I share the concerns over future sales, but I’m not convinced the argument should be extrapolated from current sales levels. If that’s the case, he should be shitting all over the entire sector for this. CGC and ACB should be dead in the water by that reasoning, surely because provincial supply deals don’t equate to sales. They equate to offtake agreements, but subject to returns.
I think he’s making the case of discordance in relative valuations (cool, and fair game), but, the product ‘recalls’ and levels of R&D spending are carnie hand waving to me (waste of time).
The lack of disclosure in provincial supply deals is also relative.

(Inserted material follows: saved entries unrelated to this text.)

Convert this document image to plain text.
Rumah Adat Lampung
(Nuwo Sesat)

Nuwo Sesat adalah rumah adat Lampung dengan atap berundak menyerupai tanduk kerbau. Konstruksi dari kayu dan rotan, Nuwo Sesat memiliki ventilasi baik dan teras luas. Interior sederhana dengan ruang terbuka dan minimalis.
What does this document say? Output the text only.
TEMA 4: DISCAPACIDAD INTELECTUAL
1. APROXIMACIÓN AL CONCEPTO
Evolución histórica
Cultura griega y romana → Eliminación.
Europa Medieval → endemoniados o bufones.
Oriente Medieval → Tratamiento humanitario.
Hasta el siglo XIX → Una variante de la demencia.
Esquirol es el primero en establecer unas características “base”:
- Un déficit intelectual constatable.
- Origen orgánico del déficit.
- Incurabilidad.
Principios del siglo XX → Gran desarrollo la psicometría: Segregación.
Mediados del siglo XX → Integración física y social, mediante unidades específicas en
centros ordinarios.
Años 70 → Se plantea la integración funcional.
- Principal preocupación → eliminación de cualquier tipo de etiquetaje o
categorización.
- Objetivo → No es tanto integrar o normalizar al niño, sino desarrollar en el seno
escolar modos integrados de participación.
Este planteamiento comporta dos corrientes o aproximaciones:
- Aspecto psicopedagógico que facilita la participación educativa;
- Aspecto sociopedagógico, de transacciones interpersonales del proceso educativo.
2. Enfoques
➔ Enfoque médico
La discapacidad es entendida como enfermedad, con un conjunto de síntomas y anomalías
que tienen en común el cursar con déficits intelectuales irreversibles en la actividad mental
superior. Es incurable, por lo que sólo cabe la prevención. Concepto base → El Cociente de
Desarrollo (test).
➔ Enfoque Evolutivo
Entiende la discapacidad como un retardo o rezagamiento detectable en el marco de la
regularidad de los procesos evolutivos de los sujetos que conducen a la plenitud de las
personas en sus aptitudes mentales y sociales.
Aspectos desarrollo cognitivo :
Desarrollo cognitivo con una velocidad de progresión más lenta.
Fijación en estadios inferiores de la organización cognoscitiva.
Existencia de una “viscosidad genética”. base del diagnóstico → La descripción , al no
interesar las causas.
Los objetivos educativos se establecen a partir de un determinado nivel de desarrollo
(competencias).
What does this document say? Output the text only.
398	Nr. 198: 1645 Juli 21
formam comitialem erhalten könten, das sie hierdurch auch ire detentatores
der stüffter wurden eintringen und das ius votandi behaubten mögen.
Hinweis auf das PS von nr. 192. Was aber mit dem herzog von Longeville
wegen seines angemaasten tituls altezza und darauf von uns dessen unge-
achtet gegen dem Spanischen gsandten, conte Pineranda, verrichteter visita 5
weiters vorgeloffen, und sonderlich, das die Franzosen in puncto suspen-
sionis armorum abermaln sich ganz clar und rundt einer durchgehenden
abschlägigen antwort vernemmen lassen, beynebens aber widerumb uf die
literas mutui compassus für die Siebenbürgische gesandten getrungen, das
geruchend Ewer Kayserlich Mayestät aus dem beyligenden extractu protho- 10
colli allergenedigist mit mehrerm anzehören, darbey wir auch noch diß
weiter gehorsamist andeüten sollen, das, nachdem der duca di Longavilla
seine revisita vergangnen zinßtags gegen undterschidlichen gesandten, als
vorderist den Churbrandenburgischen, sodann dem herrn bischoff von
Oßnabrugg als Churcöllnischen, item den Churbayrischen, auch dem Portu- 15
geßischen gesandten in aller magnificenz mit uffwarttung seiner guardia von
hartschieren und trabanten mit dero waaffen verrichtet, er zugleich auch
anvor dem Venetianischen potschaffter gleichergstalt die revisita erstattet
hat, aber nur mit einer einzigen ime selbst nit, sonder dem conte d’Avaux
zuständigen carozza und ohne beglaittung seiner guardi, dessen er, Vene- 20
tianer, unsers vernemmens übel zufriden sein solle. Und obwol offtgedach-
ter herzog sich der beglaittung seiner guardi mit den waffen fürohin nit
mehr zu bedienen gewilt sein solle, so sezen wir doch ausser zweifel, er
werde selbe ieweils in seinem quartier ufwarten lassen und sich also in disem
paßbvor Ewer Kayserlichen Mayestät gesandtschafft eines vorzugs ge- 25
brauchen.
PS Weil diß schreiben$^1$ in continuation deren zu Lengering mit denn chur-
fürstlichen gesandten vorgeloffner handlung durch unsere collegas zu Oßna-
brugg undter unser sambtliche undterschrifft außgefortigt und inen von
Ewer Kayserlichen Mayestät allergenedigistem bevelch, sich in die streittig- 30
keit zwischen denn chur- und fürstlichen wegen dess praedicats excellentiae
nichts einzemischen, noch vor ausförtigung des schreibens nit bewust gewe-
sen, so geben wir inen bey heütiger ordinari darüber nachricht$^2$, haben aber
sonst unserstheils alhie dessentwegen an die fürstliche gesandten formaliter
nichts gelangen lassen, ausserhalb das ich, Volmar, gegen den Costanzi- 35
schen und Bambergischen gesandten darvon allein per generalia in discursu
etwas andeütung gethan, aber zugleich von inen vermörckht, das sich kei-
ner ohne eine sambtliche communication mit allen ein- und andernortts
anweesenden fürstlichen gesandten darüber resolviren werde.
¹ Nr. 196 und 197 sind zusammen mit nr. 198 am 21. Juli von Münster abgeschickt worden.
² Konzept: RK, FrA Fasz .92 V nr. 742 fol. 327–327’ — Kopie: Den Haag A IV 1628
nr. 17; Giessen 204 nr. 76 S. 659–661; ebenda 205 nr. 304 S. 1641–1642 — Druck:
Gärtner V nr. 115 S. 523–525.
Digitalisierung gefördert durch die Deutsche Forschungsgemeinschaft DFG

That said, this industry desperately seeks information, esp in press releases. Not supplying the numbers is likely fair game for comment. <edit> And by Citron not acknowledging supply agreements like this, it’s why I say the piece appears selective.
And as I’ve gotten to know leadership around the industry, I state fully and frankly – there is no CEO in the sector that I’ve
met <edit> spoken with on the subject that knows more about biology and the science of cannabis than Gorenstein. That’s moot though. As is the Gingko deal – which was announced after Citron published.
To capstone this, my takeaway from the Citron piece is that it’s very thin analytically. And selective in analysis.
He raises valid points about sales and international capabilities for sure.
I don’t think that rises to or supports the conclusions of where he gets to though.
If he’d like, I’ll point him in the direction of some companies that should be taken to the woodshed. Hard. And I’m glad to see he found Namast. Where have you been buddy?
Shoot me a note Andrew. I’ve a dozen more of those for you.